Städtebauliche Entwicklung im Fokus Quartiersbüro Oedt zieht in die Albert-Mooren-Halle

Grefrath · Das Quartiersbüro Oedt zieht noch im Dezember um, nach Dreikönig ist das Team dann am neuen Standort zu erreichen. Ihre Ansprechpartner finden Bürgerinnen und Bürger künftig im Vitusstübchen der Albert-Mooren-Halle.

Mit konkreten Umbaumaßnahmen in der Albert-Mooren-Halle rechnet die Gemeinde Grefrath nicht vor Ende 2024.

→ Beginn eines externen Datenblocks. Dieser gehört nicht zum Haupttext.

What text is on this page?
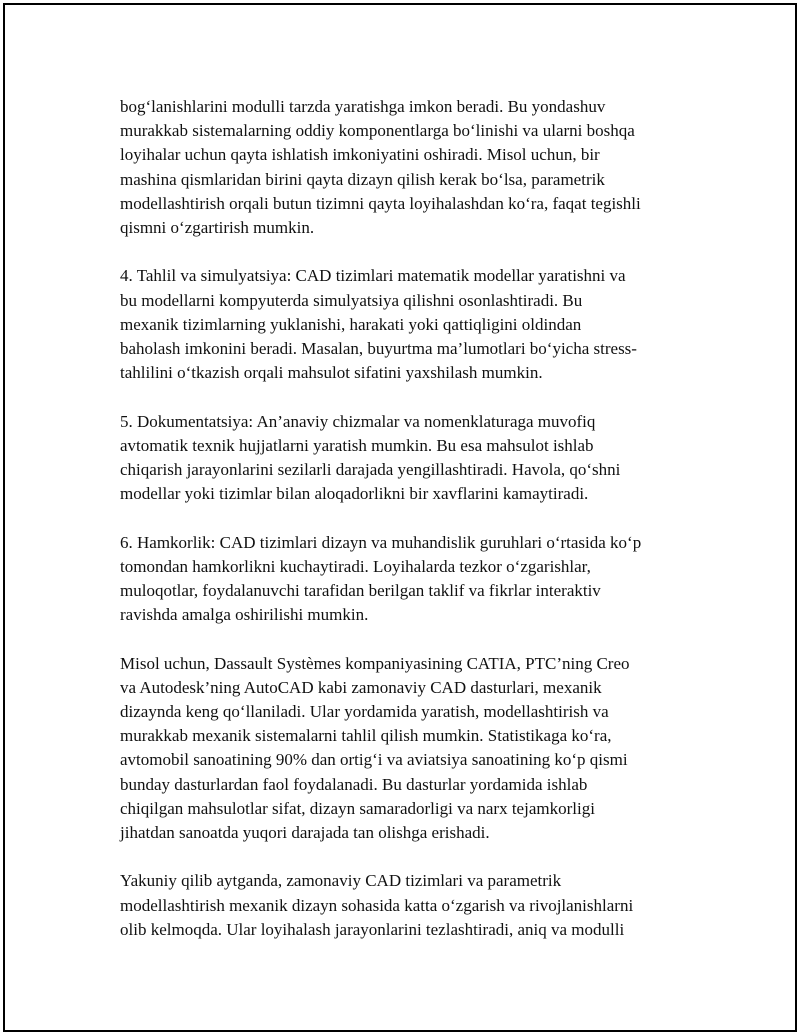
bog‘lanishlarini modulli tarzda yaratishga imkon beradi. Bu yondashuv
murakkab sistemalarning oddiy komponentlarga bo‘linishi va ularni boshqa
loyihalar uchun qayta ishlatish imkoniyatini oshiradi. Misol uchun, bir
mashina qismlaridan birini qayta dizayn qilish kerak bo‘lsa, parametrik
modellashtirish orqali butun tizimni qayta loyihalashdan ko‘ra, faqat tegishli
qismni o‘zgartirish mumkin.

4. Tahlil va simulyatsiya: CAD tizimlari matematik modellar yaratishni va
bu modellarni kompyuterda simulyatsiya qilishni osonlashtiradi. Bu
mexanik tizimlarning yuklanishi, harakati yoki qattiqligini oldindan
baholash imkonini beradi. Masalan, buyurtma ma’lumotlari bo‘yicha stress-
tahlilini o‘tkazish orqali mahsulot sifatini yaxshilash mumkin.

5. Dokumentatsiya: An’anaviy chizmalar va nomenklaturaga muvofiq
avtomatik texnik hujjatlarni yaratish mumkin. Bu esa mahsulot ishlab
chiqarish jarayonlarini sezilarli darajada yengillashtiradi. Havola, qo‘shni
modellar yoki tizimlar bilan aloqadorlikni bir xavflarini kamaytiradi.

6. Hamkorlik: CAD tizimlari dizayn va muhandislik guruhlari o‘rtasida ko‘p
tomondan hamkorlikni kuchaytiradi. Loyihalarda tezkor o‘zgarishlar,
muloqotlar, foydalanuvchi tarafidan berilgan taklif va fikrlar interaktiv
ravishda amalga oshirilishi mumkin.

Misol uchun, Dassault Systèmes kompaniyasining CATIA, PTC’ning Creo
va Autodesk’ning AutoCAD kabi zamonaviy CAD dasturlari, mexanik
dizaynda keng qo‘llaniladi. Ular yordamida yaratish, modellashtirish va
murakkab mexanik sistemalarni tahlil qilish mumkin. Statistikaga ko‘ra,
avtomobil sanoatining 90% dan ortig‘i va aviatsiya sanoatining ko‘p qismi
bunday dasturlardan faol foydalanadi. Bu dasturlar yordamida ishlab
chiqilgan mahsulotlar sifat, dizayn samaradorligi va narx tejamkorligi
jihatdan sanoatda yuqori darajada tan olishga erishadi.

Yakuniy qilib aytganda, zamonaviy CAD tizimlari va parametrik
modellashtirish mexanik dizayn sohasida katta o‘zgarish va rivojlanishlarni
olib kelmoqda. Ular loyihalash jarayonlarini tezlashtiradi, aniq va modulli
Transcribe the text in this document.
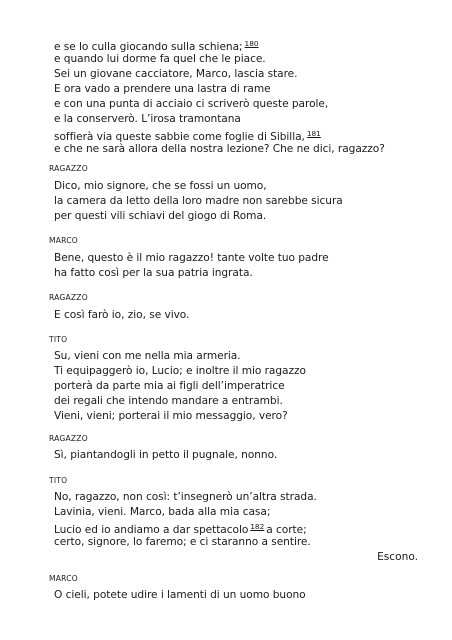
e se lo culla giocando sulla schiena; $^{180}$
e quando lui dorme fa quel che le piace.
Sei un giovane cacciatore, Marco, lascia stare.
E ora vado a prendere una lastra di rame
e con una punta di acciaio ci scriverò queste parole,
e la conserverò. L’irosa tramontana
soffierà via queste sabbie come foglie di Sibilla, $^{181}$
e che ne sarà allora della nostra lezione? Che ne dici, ragazzo?
RAGAZZO
Dico, mio signore, che se fossi un uomo,
la camera da letto della loro madre non sarebbe sicura
per questi vili schiavi del giogo di Roma.
MARCO
Bene, questo è il mio ragazzo! tante volte tuo padre
ha fatto così per la sua patria ingrata.
RAGAZZO
E così farò io, zio, se vivo.
TITO
Su, vieni con me nella mia armeria.
Ti equipaggerò io, Lucio; e inoltre il mio ragazzo
porterà da parte mia ai figli dell’imperatrice
dei regali che intendo mandare a entrambi.
Vieni, vieni; porterai il mio messaggio, vero?
RAGAZZO
Sì, piantandogli in petto il pugnale, nonno.
TITO
No, ragazzo, non così: t’insegnerò un’altra strada.
Lavinia, vieni. Marco, bada alla mia casa;
Lucio ed io andiamo a dar spettacolo $^{182}$ a corte;
certo, signore, lo faremo; e ci staranno a sentire.
Escono.
MARCO
O cieli, potete udire i lamenti di un uomo buono
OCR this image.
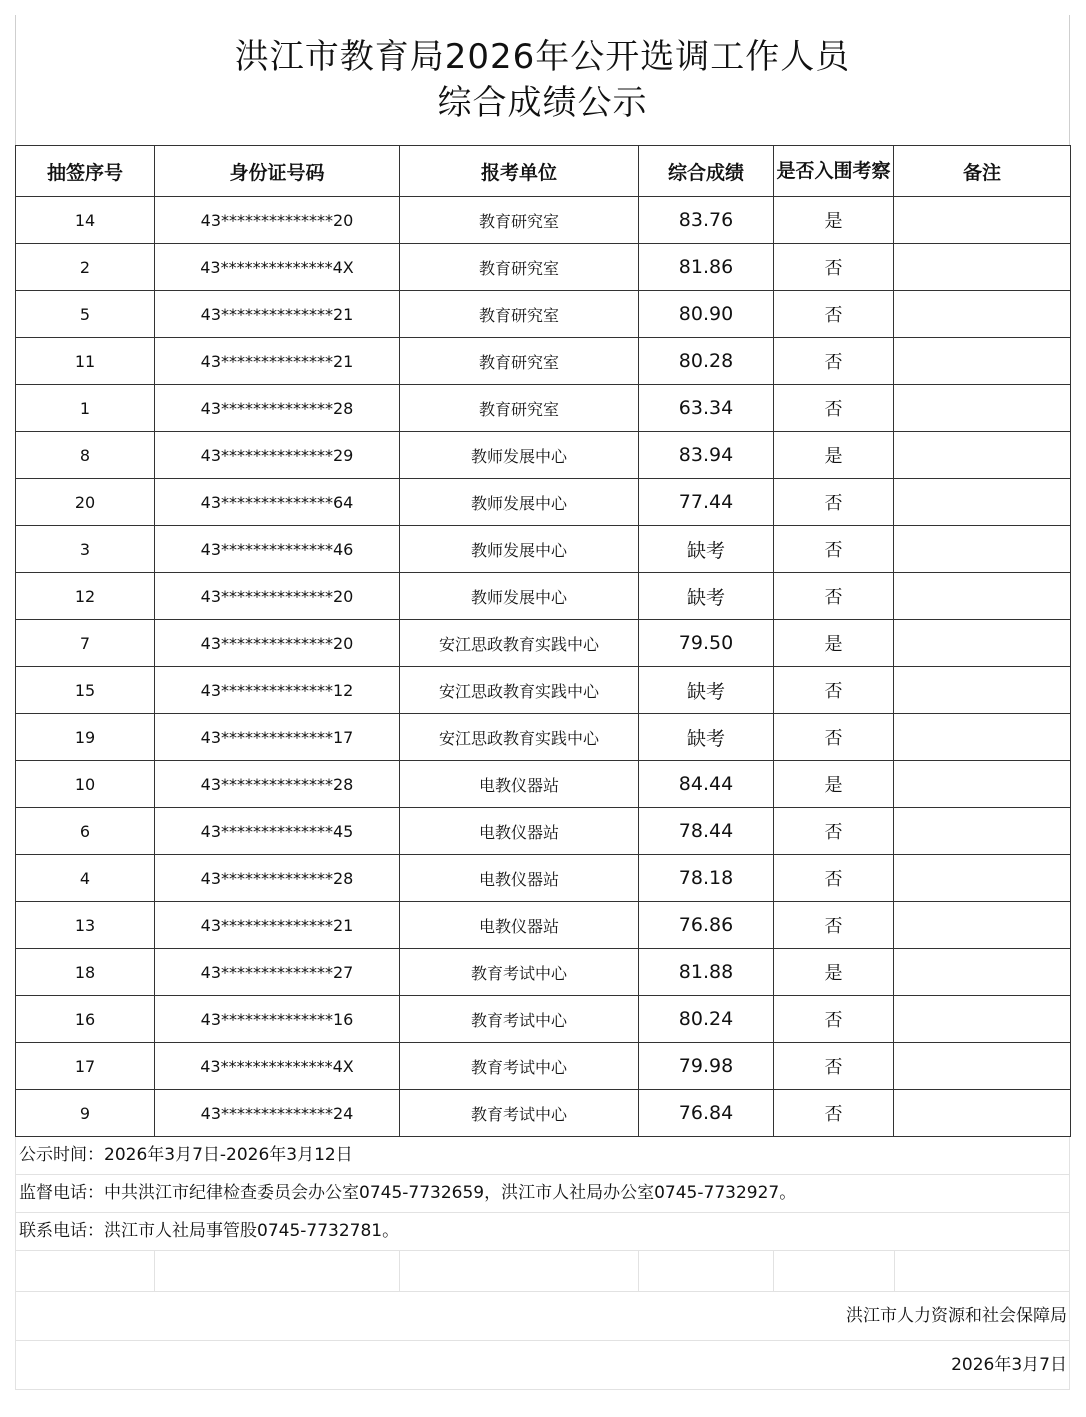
洪江市教育局2026年公开选调工作人员
综合成绩公示
抽签序号	身份证号码	报考单位	综合成绩	是否入围考察	备注
14	43**************20	教育研究室	83.76	是	
2	43**************4X	教育研究室	81.86	否	
5	43**************21	教育研究室	80.90	否	
11	43**************21	教育研究室	80.28	否	
1	43**************28	教育研究室	63.34	否	
8	43**************29	教师发展中心	83.94	是	
20	43**************64	教师发展中心	77.44	否	
3	43**************46	教师发展中心	缺考	否	
12	43**************20	教师发展中心	缺考	否	
7	43**************20	安江思政教育实践中心	79.50	是	
15	43**************12	安江思政教育实践中心	缺考	否	
19	43**************17	安江思政教育实践中心	缺考	否	
10	43**************28	电教仪器站	84.44	是	
6	43**************45	电教仪器站	78.44	否	
4	43**************28	电教仪器站	78.18	否	
13	43**************21	电教仪器站	76.86	否	
18	43**************27	教育考试中心	81.88	是	
16	43**************16	教育考试中心	80.24	否	
17	43**************4X	教育考试中心	79.98	否	
9	43**************24	教育考试中心	76.84	否	
公示时间：2026年3月7日-2026年3月12日
监督电话：中共洪江市纪律检查委员会办公室0745-7732659，洪江市人社局办公室0745-7732927。
联系电话：洪江市人社局事管股0745-7732781。
洪江市人力资源和社会保障局
2026年3月7日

Mit konkreten Umbaumaßnahmen in der Albert-Mooren-Halle rechnet die Gemeinde Grefrath nicht vor Ende 2024.

Foto: Uli Rentzsch

(biro) Das Quartiersteam in Grefrath-Oedt zieht um: Ab Anfang Januar ist das Quartiersbüro nicht mehr an der Hochstraße, sondern in der Albert-Mooren-Halle am Niedertor zu finden. Das teilte die Gemeindeverwaltung mit. „Für die Bürgerinnen und Bürger ist das neue Büro sehr gut zu erreichen. Hinzu kommt, dass mit konkreten Umbaumaßnahmen in der Albert-Mooren-Halle nicht vor Ende 2024 zu rechnen ist. Durch den Umzug des Quartiersbüros in das Vitusstübchen schaffen wir eine sinnvolle Nutzung des aktuell leerstehenden Raumes“, so Katrin Lichtenstein, Projektentwicklerin der Gemeinde Grefrath. Stadtteilarchitektin Anja Lemaire vom Planungsbüro HJPplaner sieht einen weiteren Vorteil: „In der Planungsphase und während der Sanierungsarbeiten soll das neue Quartiersbüro auch als Baubüro dienen. Damit sind wir direkt im Geschehen und können den gesamten Prozess seitens des Quartiersmanagements eng begleiten.“

Der Umzug ist für Mitte Dezember geplant. Während der Umzugsphase im Dezember ist das Quartiersteam am besten per E-Mail zu erreichen an [email protected]. Von Mittwoch, 20. Dezember, bis Montag, 8. Januar, bleibt das Quartiersbüro geschlossen. Ab Dienstag, 9. Januar, ist das Quartiersteam dann dienstags von 10 bis 16.30 Uhr in der Albert-Mooren-Halle zu erreichen sowie telefonisch unter 01515 1443851 und per E-Mail.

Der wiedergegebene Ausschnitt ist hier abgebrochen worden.